Edith Splatt (3 January 1873 – 3 June 1945) was a British dressmaker, journalist and later an Exeter councillor. She led a tram protest and campaigned for better housing. She was a suffragette in the Women's Social and Political Union (WSPU) and a committee member of the less militant National Union of Women's Suffrage Societies (NUWSS).

==Life==
Splatt was born in 1873 when her family were living in a large farm near the Devon village of Kenton. Her father died in the 1890s and the family sold up and moved away. She, her mother, and her hat-making younger sister were living in Exeter in 1901 when Edith was a dressmaker. She had been a dressmaker then for at least ten years and she would create made to measure dresses for fashion conscious clients

In 1909 she was creating a column titled "Womanland" for Exeter's Express and Echo. "Womanland" dealt with various topics including suffrage protests. Splatt is thought to be the anonymous author who wrote an account of a suffrage protest the year before in Hyde Park. In 1911 it is presumed that she was living with her mother at 33 Herschell Road in Exeter but she does not appear on the national census that year. Many suffragettes refused to complete census forms as a protest because they did not have a vote.

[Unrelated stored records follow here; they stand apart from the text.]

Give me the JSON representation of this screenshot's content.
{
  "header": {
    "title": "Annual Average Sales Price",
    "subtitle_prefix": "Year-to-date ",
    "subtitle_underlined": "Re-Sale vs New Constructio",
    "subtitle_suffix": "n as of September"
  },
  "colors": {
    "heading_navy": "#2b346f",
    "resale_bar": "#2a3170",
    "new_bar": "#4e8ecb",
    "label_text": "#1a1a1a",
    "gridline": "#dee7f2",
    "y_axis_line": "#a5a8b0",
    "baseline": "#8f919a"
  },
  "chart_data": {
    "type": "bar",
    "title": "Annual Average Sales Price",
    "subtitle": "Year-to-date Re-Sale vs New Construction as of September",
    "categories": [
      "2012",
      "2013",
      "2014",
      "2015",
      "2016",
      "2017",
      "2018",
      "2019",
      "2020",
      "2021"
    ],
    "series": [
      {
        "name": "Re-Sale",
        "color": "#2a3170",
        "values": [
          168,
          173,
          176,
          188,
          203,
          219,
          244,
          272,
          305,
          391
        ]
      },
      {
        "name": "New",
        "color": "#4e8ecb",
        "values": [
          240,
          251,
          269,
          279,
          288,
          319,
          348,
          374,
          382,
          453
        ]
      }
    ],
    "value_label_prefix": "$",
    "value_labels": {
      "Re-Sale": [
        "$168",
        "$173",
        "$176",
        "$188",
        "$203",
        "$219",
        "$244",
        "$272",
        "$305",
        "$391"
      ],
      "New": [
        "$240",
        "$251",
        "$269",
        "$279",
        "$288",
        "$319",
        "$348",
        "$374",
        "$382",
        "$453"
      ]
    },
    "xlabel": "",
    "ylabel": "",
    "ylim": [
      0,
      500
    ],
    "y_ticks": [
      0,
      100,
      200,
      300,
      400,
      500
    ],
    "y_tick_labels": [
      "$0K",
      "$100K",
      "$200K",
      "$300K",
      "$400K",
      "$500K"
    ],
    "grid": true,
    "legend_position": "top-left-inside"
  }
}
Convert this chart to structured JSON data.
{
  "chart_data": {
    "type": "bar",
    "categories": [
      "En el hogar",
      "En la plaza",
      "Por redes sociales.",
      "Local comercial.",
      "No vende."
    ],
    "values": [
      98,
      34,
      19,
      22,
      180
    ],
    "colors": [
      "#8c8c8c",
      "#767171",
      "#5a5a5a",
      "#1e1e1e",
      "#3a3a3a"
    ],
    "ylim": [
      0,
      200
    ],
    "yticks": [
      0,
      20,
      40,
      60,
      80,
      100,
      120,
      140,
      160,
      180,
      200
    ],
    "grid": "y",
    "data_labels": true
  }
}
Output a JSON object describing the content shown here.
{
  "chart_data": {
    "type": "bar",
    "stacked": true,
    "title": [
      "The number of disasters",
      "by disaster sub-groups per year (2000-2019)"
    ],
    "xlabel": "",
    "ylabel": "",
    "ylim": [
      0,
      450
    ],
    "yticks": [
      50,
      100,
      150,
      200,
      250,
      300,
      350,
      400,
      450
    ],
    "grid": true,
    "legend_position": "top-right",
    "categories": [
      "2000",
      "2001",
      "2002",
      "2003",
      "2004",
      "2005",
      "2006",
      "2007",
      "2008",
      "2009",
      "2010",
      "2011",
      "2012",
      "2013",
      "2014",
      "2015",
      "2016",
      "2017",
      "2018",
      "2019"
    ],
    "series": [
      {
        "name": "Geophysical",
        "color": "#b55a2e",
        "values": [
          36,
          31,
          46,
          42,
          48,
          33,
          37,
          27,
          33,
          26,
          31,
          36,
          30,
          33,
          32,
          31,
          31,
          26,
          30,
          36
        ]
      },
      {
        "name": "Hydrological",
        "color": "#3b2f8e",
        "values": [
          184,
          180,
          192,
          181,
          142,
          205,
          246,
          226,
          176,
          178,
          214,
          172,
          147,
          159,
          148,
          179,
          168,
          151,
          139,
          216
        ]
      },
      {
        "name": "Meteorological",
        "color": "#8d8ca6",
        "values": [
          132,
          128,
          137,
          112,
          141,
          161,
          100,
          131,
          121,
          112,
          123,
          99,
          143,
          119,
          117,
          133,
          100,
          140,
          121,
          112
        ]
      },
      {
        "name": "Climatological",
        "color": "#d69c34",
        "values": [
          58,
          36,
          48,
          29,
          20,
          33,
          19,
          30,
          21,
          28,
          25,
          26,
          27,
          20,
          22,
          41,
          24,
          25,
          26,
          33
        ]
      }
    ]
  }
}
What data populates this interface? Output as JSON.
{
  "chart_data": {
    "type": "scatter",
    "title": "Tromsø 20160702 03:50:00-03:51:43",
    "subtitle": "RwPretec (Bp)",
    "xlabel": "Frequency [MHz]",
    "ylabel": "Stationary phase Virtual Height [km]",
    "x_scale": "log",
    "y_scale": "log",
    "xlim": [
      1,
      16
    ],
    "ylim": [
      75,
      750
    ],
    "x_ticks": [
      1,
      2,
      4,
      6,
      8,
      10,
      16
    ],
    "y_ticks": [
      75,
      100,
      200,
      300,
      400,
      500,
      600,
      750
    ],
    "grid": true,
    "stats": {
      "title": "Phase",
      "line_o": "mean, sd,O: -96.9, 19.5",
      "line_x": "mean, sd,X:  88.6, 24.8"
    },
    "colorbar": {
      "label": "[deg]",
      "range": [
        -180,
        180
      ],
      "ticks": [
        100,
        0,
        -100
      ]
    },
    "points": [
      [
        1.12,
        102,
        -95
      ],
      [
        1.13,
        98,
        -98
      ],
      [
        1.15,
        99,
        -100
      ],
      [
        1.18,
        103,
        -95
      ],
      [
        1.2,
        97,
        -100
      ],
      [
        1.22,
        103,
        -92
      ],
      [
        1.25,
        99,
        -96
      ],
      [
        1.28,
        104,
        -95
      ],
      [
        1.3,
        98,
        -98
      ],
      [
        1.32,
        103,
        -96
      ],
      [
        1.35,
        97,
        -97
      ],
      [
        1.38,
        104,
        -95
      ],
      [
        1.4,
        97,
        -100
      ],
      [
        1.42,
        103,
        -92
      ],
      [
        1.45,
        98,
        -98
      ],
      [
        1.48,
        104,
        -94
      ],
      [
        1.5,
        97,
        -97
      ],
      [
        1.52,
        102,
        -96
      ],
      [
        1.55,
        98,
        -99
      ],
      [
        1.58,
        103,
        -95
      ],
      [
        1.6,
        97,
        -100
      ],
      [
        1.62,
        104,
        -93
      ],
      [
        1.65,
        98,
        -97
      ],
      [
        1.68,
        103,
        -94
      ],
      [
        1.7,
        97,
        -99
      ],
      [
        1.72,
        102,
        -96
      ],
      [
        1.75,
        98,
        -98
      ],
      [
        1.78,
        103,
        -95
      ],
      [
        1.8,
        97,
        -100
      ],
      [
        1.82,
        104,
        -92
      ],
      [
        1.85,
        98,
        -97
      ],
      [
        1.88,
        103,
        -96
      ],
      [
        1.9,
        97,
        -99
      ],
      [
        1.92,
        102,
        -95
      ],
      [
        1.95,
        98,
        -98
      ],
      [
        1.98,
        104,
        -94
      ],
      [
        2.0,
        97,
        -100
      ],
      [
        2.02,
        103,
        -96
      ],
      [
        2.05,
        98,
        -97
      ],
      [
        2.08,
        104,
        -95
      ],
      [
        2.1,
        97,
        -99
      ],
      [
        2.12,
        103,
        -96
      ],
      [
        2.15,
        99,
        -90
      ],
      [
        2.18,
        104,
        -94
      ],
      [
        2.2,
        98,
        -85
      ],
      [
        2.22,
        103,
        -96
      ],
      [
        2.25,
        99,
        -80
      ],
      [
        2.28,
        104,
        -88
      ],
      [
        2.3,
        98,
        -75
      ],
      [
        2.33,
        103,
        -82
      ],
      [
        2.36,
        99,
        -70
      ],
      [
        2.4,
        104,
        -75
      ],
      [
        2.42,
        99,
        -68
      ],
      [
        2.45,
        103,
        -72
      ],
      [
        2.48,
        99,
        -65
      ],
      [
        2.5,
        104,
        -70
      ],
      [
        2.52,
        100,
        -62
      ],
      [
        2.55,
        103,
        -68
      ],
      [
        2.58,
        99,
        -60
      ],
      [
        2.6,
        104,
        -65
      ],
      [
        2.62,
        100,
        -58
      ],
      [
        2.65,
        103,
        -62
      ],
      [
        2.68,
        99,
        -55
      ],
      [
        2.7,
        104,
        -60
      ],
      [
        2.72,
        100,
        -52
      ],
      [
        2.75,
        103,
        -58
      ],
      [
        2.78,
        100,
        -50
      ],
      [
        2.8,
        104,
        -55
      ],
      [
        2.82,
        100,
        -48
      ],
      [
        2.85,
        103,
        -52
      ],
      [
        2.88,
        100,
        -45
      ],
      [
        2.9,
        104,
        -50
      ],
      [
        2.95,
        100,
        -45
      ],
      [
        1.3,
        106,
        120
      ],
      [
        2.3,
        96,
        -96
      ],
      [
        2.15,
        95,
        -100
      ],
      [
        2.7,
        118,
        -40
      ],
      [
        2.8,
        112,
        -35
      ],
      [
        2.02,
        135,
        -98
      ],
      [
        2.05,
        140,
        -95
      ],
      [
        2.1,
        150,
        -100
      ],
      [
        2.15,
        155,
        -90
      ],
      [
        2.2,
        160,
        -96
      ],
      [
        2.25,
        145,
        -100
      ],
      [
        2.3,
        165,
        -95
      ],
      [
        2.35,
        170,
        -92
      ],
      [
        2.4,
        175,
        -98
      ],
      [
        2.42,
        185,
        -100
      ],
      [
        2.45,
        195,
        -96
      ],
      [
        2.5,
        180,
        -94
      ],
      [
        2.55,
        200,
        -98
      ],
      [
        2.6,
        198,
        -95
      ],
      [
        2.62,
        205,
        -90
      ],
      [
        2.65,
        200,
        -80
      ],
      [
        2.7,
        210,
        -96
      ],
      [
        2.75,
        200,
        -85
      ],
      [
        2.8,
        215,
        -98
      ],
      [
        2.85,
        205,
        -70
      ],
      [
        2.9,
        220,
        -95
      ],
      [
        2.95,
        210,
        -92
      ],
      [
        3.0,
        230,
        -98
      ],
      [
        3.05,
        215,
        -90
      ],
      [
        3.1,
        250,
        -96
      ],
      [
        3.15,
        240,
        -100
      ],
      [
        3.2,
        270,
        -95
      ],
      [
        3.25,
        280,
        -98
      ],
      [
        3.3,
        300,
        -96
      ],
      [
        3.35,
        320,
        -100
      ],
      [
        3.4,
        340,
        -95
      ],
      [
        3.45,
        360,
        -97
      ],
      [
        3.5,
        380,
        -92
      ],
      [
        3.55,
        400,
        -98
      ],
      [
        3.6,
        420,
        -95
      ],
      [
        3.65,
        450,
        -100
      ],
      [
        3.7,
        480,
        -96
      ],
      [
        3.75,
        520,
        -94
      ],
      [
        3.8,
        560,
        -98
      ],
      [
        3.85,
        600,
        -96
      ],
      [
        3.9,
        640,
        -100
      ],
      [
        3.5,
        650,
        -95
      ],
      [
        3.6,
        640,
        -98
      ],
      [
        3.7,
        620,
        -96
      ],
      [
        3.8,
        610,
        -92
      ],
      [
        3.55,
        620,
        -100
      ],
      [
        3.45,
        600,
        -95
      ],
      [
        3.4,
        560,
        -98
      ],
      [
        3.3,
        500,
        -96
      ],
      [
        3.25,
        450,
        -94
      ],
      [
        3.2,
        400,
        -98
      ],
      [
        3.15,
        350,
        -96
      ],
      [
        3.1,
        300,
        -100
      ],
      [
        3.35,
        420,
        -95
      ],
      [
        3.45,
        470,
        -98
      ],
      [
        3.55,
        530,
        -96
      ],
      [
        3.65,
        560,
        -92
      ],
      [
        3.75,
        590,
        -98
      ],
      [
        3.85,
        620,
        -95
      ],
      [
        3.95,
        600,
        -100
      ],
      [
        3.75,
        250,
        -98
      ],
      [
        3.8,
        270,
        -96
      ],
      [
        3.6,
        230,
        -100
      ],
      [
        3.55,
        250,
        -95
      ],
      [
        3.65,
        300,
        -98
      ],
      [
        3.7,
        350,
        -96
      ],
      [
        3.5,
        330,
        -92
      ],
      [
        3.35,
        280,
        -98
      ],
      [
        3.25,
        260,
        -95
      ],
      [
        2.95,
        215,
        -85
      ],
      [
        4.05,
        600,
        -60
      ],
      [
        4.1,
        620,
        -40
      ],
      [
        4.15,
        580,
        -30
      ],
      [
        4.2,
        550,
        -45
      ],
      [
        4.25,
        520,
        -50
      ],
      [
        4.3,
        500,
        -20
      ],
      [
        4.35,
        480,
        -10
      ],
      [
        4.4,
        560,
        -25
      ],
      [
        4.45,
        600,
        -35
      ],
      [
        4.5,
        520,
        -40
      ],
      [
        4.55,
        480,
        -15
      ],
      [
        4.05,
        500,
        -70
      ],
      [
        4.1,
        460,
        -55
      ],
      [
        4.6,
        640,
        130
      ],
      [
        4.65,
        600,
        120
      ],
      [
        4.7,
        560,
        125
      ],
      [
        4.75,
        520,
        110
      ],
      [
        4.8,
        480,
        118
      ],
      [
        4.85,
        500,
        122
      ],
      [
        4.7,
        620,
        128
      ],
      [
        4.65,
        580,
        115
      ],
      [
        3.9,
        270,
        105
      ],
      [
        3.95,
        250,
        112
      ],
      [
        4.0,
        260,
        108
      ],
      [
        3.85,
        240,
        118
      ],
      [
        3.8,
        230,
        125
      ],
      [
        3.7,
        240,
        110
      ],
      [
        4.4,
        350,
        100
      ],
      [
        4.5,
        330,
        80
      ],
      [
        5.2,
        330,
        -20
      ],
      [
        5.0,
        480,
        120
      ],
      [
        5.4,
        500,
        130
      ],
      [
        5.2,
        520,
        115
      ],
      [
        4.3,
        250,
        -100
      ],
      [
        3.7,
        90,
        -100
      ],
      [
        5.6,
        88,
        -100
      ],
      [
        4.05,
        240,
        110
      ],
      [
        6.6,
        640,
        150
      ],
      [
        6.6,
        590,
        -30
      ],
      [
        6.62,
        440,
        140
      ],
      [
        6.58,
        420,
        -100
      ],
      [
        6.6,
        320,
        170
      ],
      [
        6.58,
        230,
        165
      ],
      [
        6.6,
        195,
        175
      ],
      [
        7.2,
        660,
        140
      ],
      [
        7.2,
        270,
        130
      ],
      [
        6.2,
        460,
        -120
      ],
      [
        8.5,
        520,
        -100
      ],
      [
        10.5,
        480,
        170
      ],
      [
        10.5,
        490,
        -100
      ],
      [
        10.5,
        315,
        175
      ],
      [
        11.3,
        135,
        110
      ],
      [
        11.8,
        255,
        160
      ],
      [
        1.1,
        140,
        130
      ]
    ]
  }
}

She is recorded in 1915 as having mounted a one-women campaign, two or three years previously, to enable women to purchase reduced-price workman’s tickets when travelling on Exeter trams.

In 1915 she was a journalist creating serialised stories for the local paper; and by 1921 is referred to as 'a well-known local journalist'.

She became one of the first women (alongside Mrs W. Browne) to be elected to Exeter council, for Belmont Ward in November 1921, and held a seat on the council until her death in 1945. She and fellow councillor Florence Browne served on committees concerning welfare and this has been criticised for allowing themselves to be "pigeon holed".

==Death and legacy==
Splatt died at Herschell Road in Exeter, in 1945. A blue plaque was put up on her house in Exeter recording her service to the city.